The release of the report was reported on the Foreign Policy blog Madam Secretary and specifically recommended reading Siddharth Kara’s recent book Sex Trafficking: Inside the Business of Modern Slavery to understand issues relating to human trafficking for sex.
The report itself is available on the State Department Web site and includes many fascinating and sobering sections, including the Financial Crisis and Human Trafficking, Victim’s Stories, reports on individual countries, U.S. Government Domestic Anti-Trafficking Efforts, and Stopping Human Trafficking, Sexual Exploitation, and Abuse by International Peacekeepers.

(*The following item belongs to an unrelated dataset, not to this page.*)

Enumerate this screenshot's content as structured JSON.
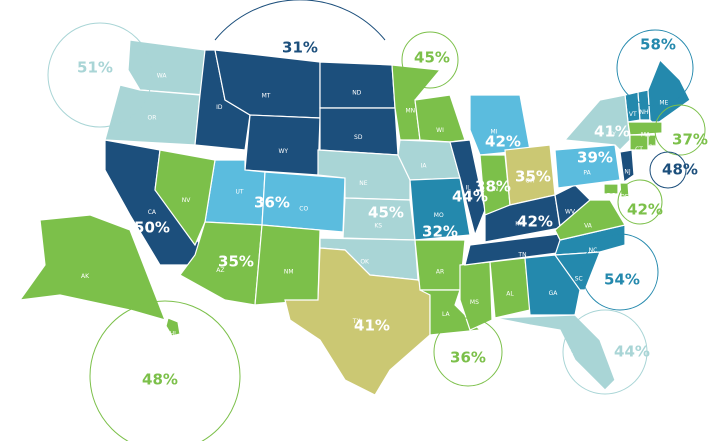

In a Washington Post op-ed, Hillary Clinton summarized some of the findings in the report, discussed some of the gains that have made, and spoke to the continuing challenges. In addressing the impact of the financial crisis, Clinton wrote:
The problem is particularly urgent now, as local economies around the world reel from the global financial crisis. People are increasingly desperate for the chance to support their families, making them more susceptible to the tricks of ruthless criminals. Economic pressure means more incentive for unscrupulous bosses to squeeze everything they can from vulnerable workers and fewer resources for the organizations and governments trying to stop them.
The State Department’s annual Trafficking in Persons Report, released this week, documents the scope of this challenge in every country. The report underscores the need to address the root causes of human trafficking — including poverty, lax law enforcement and the exploitation of women — and their devastating effects on its victims and their families.